One of the challenges many part-time musicians face is finding the time and energy to pursue their music on top of the work they're doing all day.

"When I was in a 9-to-5 job, it was almost impossible to make music," Sainato says. "You get into a routine — you go to work, you go home, eat dinner, turn on the TV."

"Sometimes when I get home I just want to veg out and read or surf the Internet," says Spynda (who, like Canavan, has the added project of being a dad). "I know I should be playing bass and writing music."

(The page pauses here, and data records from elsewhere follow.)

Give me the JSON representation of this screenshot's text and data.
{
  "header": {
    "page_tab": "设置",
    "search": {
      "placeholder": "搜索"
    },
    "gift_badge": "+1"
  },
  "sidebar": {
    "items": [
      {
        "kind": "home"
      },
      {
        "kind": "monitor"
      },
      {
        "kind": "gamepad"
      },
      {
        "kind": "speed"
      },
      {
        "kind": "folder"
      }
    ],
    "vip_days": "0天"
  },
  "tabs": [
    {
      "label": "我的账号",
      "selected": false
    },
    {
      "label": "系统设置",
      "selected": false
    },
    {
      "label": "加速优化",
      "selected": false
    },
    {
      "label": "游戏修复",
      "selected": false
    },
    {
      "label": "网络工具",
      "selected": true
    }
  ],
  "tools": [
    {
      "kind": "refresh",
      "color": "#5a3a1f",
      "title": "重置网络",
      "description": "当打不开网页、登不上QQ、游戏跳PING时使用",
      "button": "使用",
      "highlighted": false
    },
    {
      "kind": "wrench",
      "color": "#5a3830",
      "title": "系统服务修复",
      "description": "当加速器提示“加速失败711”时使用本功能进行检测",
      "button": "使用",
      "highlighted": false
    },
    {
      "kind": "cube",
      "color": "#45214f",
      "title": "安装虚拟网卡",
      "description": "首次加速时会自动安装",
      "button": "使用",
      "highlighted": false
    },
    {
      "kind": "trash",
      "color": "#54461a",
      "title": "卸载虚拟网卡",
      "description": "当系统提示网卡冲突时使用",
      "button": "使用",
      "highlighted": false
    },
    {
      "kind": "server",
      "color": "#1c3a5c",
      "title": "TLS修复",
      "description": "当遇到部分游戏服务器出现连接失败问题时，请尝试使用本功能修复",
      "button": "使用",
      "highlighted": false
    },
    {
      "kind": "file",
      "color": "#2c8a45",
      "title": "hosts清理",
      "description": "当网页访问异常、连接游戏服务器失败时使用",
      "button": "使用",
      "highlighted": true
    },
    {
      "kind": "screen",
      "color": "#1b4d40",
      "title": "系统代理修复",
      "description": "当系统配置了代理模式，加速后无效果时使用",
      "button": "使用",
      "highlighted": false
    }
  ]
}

Patchan, though, generally looks at music as a way to release energy — not something he takes overly seriously. While he notes that The Ceiling Stares play music that can be challenging, he says, "I work my brain harder at work than when I'm working on music."

Patchan notes that, while he doesn't necessarily bank on planning-office coworkers coming out to Gooski's on a Saturday night, he does see crossover between his day job and night gig. "The bike community is a pretty social demographic," he says. "The same people who come to community meetings come to rock shows."

Sainato notes that she's ended up networking professionally at her shows. "You play a gig and mention ‘I make websites for a living,' and someone's bound to say ‘Oh, my God, I need a website!'"

For his part, Canavan says it's almost preferable — at least for him — to be in a position where his day job pays the bills, and music can follow. And while he values his job, he also notes what plenty of musicians would say about their day jobs: "I think you have to do what you don't wanna do in order to do what you do wanna do."